Poderia ser invocado o argumento de uma amnistia, uma vez que o presidente José Eduardo dos Santos, desde 2000, decretou várias. Todavia, afasta-se essa possibilidade, até porque o condenado cumpriu pena na Comarca de Luanda e a sentença continua a ser executada, ora em Portugal. O próprio Tribunal Supremo Militar justifica, no Acórdão referente ao caso, “que as amnistias declaradas para os crimes militares não se aplicam aos crimes de burla por se tratarem, estes, de crimes comuns e, para o efeito, cita o disposto no Art.º 49.º da Lei sobre os Crimes Militares (Lei 4/94).
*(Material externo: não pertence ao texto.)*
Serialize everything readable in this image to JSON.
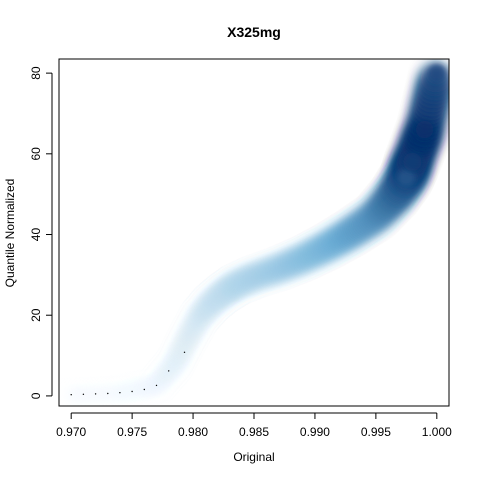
{
  "chart_data": {
    "type": "scatter",
    "style": "smoothScatter density",
    "title": "X325mg",
    "xlabel": "Original",
    "ylabel": "Quantile Normalized",
    "xlim": [
      0.969,
      1.001
    ],
    "ylim": [
      -2.5,
      83.5
    ],
    "x_ticks": [
      0.97,
      0.975,
      0.98,
      0.985,
      0.99,
      0.995,
      1.0
    ],
    "x_tick_labels": [
      "0.970",
      "0.975",
      "0.980",
      "0.985",
      "0.990",
      "0.995",
      "1.000"
    ],
    "y_ticks": [
      0,
      20,
      40,
      60,
      80
    ],
    "y_tick_labels": [
      "0",
      "20",
      "40",
      "60",
      "80"
    ],
    "color_low": "#ffffff",
    "color_high": "#08306b",
    "outlier_points": [
      {
        "x": 0.97,
        "y": 0.3
      },
      {
        "x": 0.971,
        "y": 0.4
      },
      {
        "x": 0.972,
        "y": 0.5
      },
      {
        "x": 0.973,
        "y": 0.6
      },
      {
        "x": 0.974,
        "y": 0.8
      },
      {
        "x": 0.975,
        "y": 1.1
      },
      {
        "x": 0.976,
        "y": 1.6
      },
      {
        "x": 0.977,
        "y": 2.6
      },
      {
        "x": 0.978,
        "y": 6.2
      },
      {
        "x": 0.9793,
        "y": 10.8
      }
    ],
    "density_curve": [
      {
        "x": 0.97,
        "y": 0.3,
        "d": 0.05
      },
      {
        "x": 0.974,
        "y": 0.8,
        "d": 0.06
      },
      {
        "x": 0.977,
        "y": 2.6,
        "d": 0.08
      },
      {
        "x": 0.9785,
        "y": 8.0,
        "d": 0.12
      },
      {
        "x": 0.9795,
        "y": 14.0,
        "d": 0.14
      },
      {
        "x": 0.9805,
        "y": 19.5,
        "d": 0.17
      },
      {
        "x": 0.9815,
        "y": 23.0,
        "d": 0.2
      },
      {
        "x": 0.9825,
        "y": 25.5,
        "d": 0.22
      },
      {
        "x": 0.9835,
        "y": 27.5,
        "d": 0.26
      },
      {
        "x": 0.985,
        "y": 29.5,
        "d": 0.3
      },
      {
        "x": 0.987,
        "y": 31.5,
        "d": 0.35
      },
      {
        "x": 0.989,
        "y": 34.0,
        "d": 0.4
      },
      {
        "x": 0.991,
        "y": 37.0,
        "d": 0.47
      },
      {
        "x": 0.993,
        "y": 40.5,
        "d": 0.55
      },
      {
        "x": 0.995,
        "y": 44.5,
        "d": 0.62
      },
      {
        "x": 0.9965,
        "y": 49.5,
        "d": 0.75
      },
      {
        "x": 0.9975,
        "y": 54.0,
        "d": 0.85
      },
      {
        "x": 0.998,
        "y": 58.0,
        "d": 0.95
      },
      {
        "x": 0.999,
        "y": 66.0,
        "d": 1.0
      },
      {
        "x": 1.0,
        "y": 80.0,
        "d": 0.9
      }
    ]
  }
}
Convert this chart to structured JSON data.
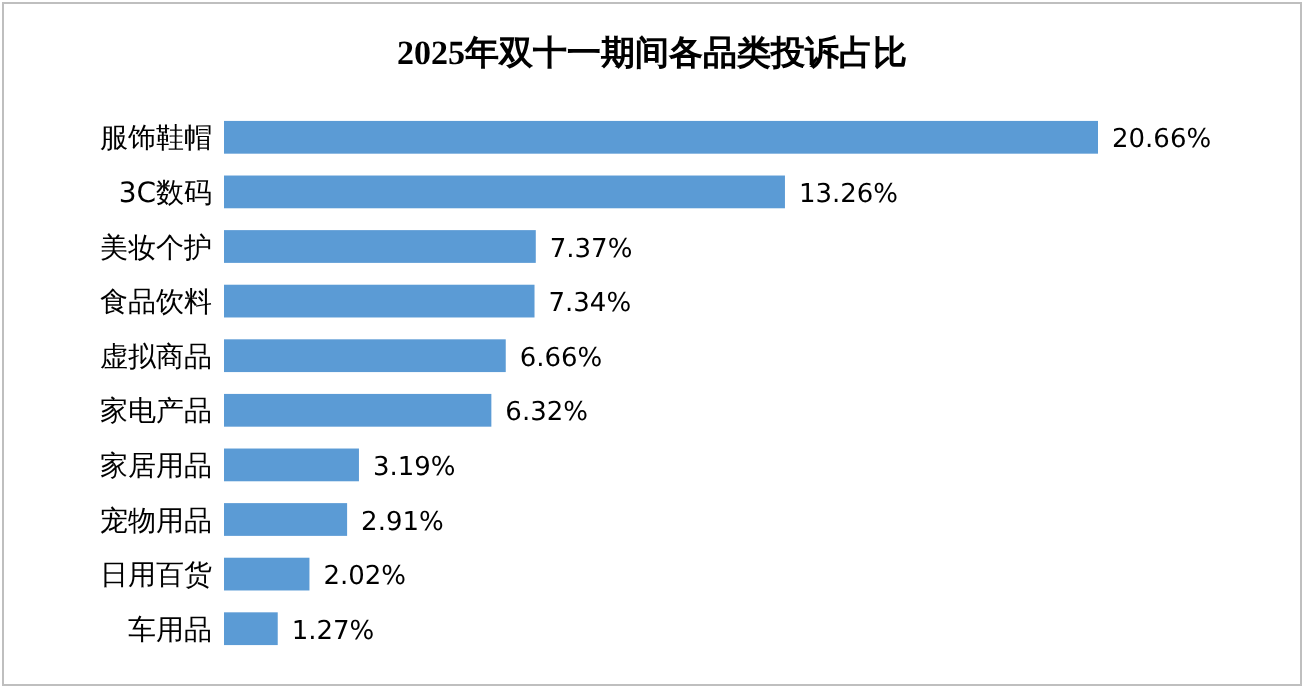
{
  "chart_data": {
    "type": "bar",
    "orientation": "horizontal",
    "title": "2025年双十一期间各品类投诉占比",
    "categories": [
      "服饰鞋帽",
      "3C数码",
      "美妆个护",
      "食品饮料",
      "虚拟商品",
      "家电产品",
      "家居用品",
      "宠物用品",
      "日用百货",
      "车用品"
    ],
    "values": [
      20.66,
      13.26,
      7.37,
      7.34,
      6.66,
      6.32,
      3.19,
      2.91,
      2.02,
      1.27
    ],
    "value_labels": [
      "20.66%",
      "13.26%",
      "7.37%",
      "7.34%",
      "6.66%",
      "6.32%",
      "3.19%",
      "2.91%",
      "2.02%",
      "1.27%"
    ],
    "color": "#5b9bd5"
  }
}
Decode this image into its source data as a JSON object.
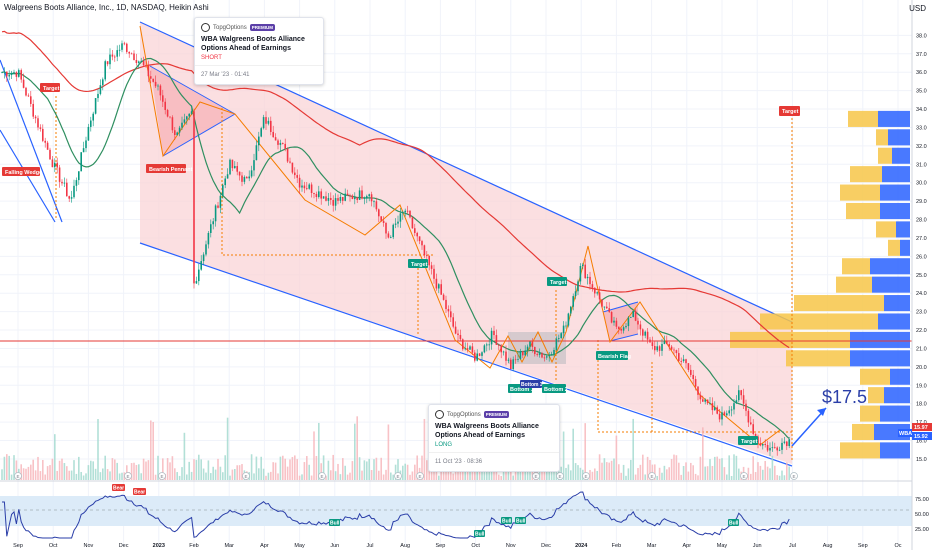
{
  "header": {
    "symbol_line": "Walgreens Boots Alliance, Inc., 1D, NASDAQ, Heikin Ashi",
    "currency": "USD"
  },
  "ideas": [
    {
      "brand": "TopgOptions",
      "badge": "PREMIUM",
      "title": "WBA Walgreens Boots Alliance Options Ahead of Earnings",
      "side": "SHORT",
      "side_color": "#f23645",
      "date": "27 Mar '23 · 01:41"
    },
    {
      "brand": "TopgOptions",
      "badge": "PREMIUM",
      "title": "WBA Walgreens Boots Alliance Options Ahead of Earnings",
      "side": "LONG",
      "side_color": "#089981",
      "date": "11 Oct '23 · 08:36"
    }
  ],
  "annotations": {
    "falling_wedge": "Falling Wedge",
    "bearish_pennant": "Bearish Pennant",
    "bearish_flag": "Bearish Flag",
    "bottom1": "Bottom 1",
    "bottom2": "Bottom 2",
    "bottom3": "Bottom 3",
    "target": "Target",
    "projection": "$17.5",
    "bear": "Bear",
    "bull": "Bull",
    "rsi_marker": "R",
    "price_tag_symbol": "WBA",
    "price_tag_a": "15.97",
    "price_tag_b": "15.92"
  },
  "colors": {
    "up": "#089981",
    "down": "#f23645",
    "channel": "#2962ff",
    "channel_fill": "#fad4d7",
    "ma_short": "#2f8f60",
    "ma_long": "#e53935",
    "pattern_line": "#f57c00",
    "volume_profile_up": "#f7c548",
    "volume_profile_down": "#2962ff",
    "rsi_line": "#2a3ea8",
    "rsi_band": "#dcebf8"
  },
  "chart_data": {
    "type": "candlestick",
    "instrument": "Walgreens Boots Alliance, Inc.",
    "exchange": "NASDAQ",
    "timeframe": "1D",
    "candle_style": "Heikin Ashi",
    "x_ticks": [
      "Sep",
      "Oct",
      "Nov",
      "Dec",
      "2023",
      "Feb",
      "Mar",
      "Apr",
      "May",
      "Jun",
      "Jul",
      "Aug",
      "Sep",
      "Oct",
      "Nov",
      "Dec",
      "2024",
      "Feb",
      "Mar",
      "Apr",
      "May",
      "Jun",
      "Jul",
      "Aug",
      "Sep",
      "Oc"
    ],
    "y_ticks": [
      15.0,
      16.0,
      17.0,
      18.0,
      19.0,
      20.0,
      21.0,
      22.0,
      23.0,
      24.0,
      25.0,
      26.0,
      27.0,
      28.0,
      29.0,
      30.0,
      31.0,
      32.0,
      33.0,
      34.0,
      35.0,
      36.0,
      37.0,
      38.0
    ],
    "ylim": [
      14.4,
      38.4
    ],
    "price_path": {
      "x": [
        "Sep",
        "Oct",
        "Oct",
        "Nov",
        "Nov",
        "Dec",
        "Dec",
        "Jan",
        "Jan",
        "Feb",
        "Mar",
        "Mar",
        "Apr",
        "Apr",
        "May",
        "Jun",
        "Jul",
        "Jul",
        "Aug",
        "Sep",
        "Sep",
        "Oct",
        "Oct",
        "Nov",
        "Nov",
        "Dec",
        "Dec",
        "2024",
        "Jan",
        "Feb",
        "Feb",
        "Mar",
        "Mar",
        "Apr",
        "Apr",
        "May",
        "May",
        "Jun",
        "Jun",
        "Jun"
      ],
      "close": [
        36.0,
        31.0,
        29.0,
        33.0,
        36.5,
        37.5,
        36.5,
        35.0,
        32.5,
        34.0,
        31.0,
        30.0,
        33.5,
        32.0,
        30.0,
        29.0,
        29.5,
        27.0,
        28.5,
        24.0,
        21.5,
        20.5,
        21.8,
        20.0,
        21.2,
        20.5,
        22.0,
        25.5,
        24.5,
        22.0,
        22.8,
        21.0,
        21.2,
        20.0,
        18.0,
        17.3,
        18.5,
        16.0,
        15.5,
        16.0
      ]
    },
    "indicators": {
      "rsi": {
        "ylim": [
          0,
          100
        ],
        "ticks": [
          25.0,
          50.0,
          75.0
        ],
        "band": [
          30,
          70
        ]
      },
      "volume_profile_levels": [
        15.0,
        16.0,
        17.0,
        18.0,
        19.0,
        20.0,
        21.0,
        22.0,
        23.0,
        24.0,
        25.0,
        26.0,
        27.0,
        28.0,
        29.0,
        30.0,
        31.0,
        32.0,
        33.0
      ]
    },
    "last_prices": [
      15.97,
      15.92
    ],
    "projection_target": 17.5
  }
}
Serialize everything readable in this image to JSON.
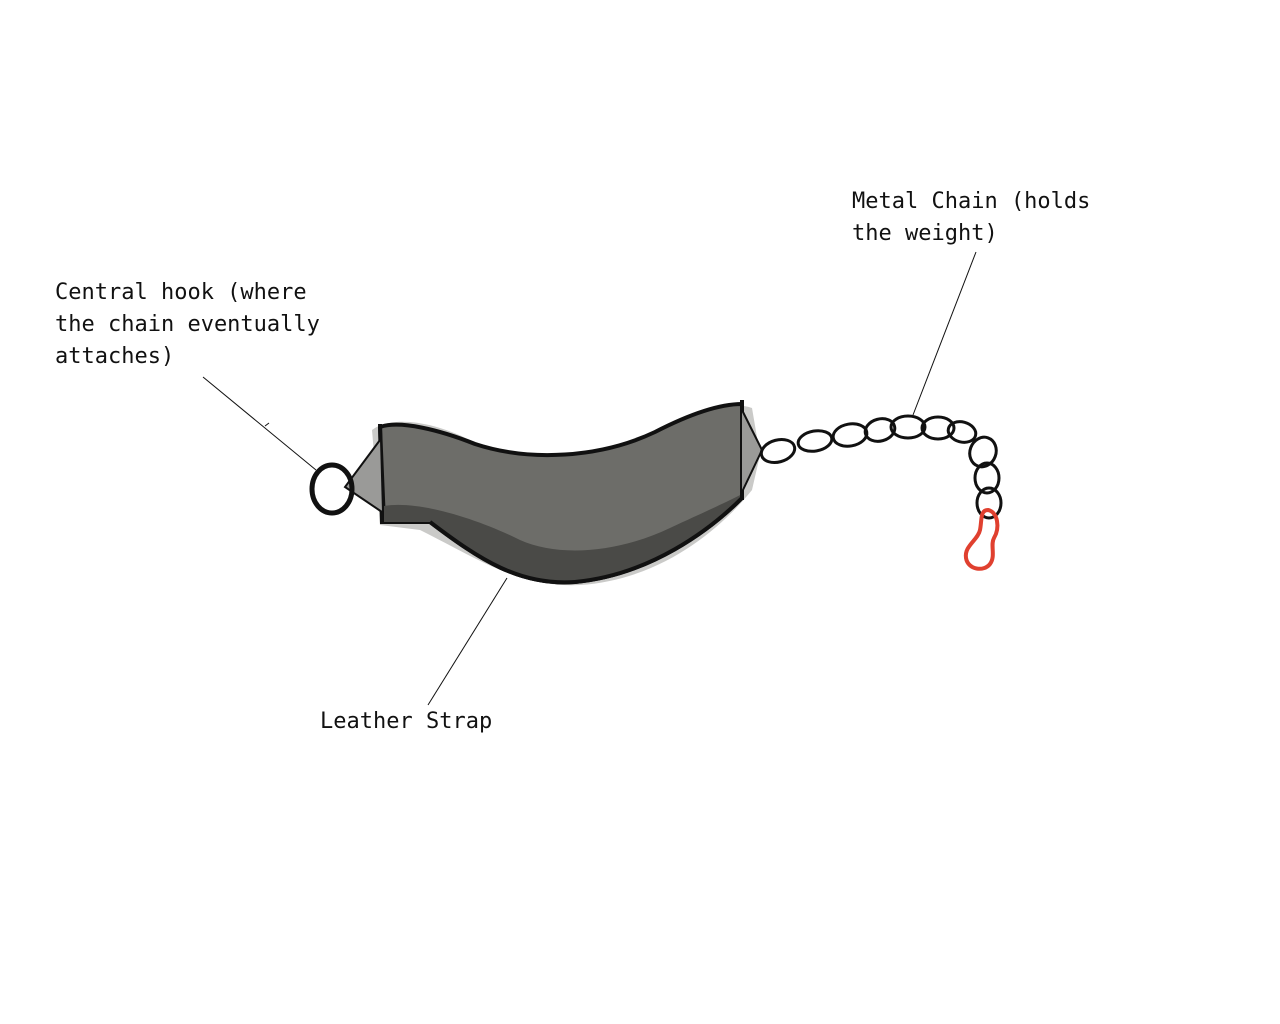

O referido artigo estabelece que “os crimes de corrupção, roubo, furto, peculato, abuso de confiança e burla, previstos na lei penal comum quando praticados por militares, serão punidos com as penas previstas na mesma lei, agravadas de um terço”. Assinaram o Acórdão os juízes e oficiais generais António dos Santos Neto, Augusto da Costa Carneiro e Adolfo Aníbal Rasoilo. O primeiro exerce actualmente o cargo de juiz-presidente do Tribunal Supremo Militar, o segundo serve como juiz do Tribunal Supremo.

As decisões do presidente do MPLA e da República, José Eduardo dos Santos, têm demonstrado a sua falta de respeito para com a legislação em vigor, por si próprio promulgada e de acordo com a sua vontade política. A submissão da candidatura de Bento Kangamba é apenas mais uma das suas arbitrariedades.

Será que o Tribunal Constitucional, ao menos, terá coragem e dignidade suficientes para se pronunciar publicamente sobre o caso? Ou serve apenas para excluir os malquistos da oposição?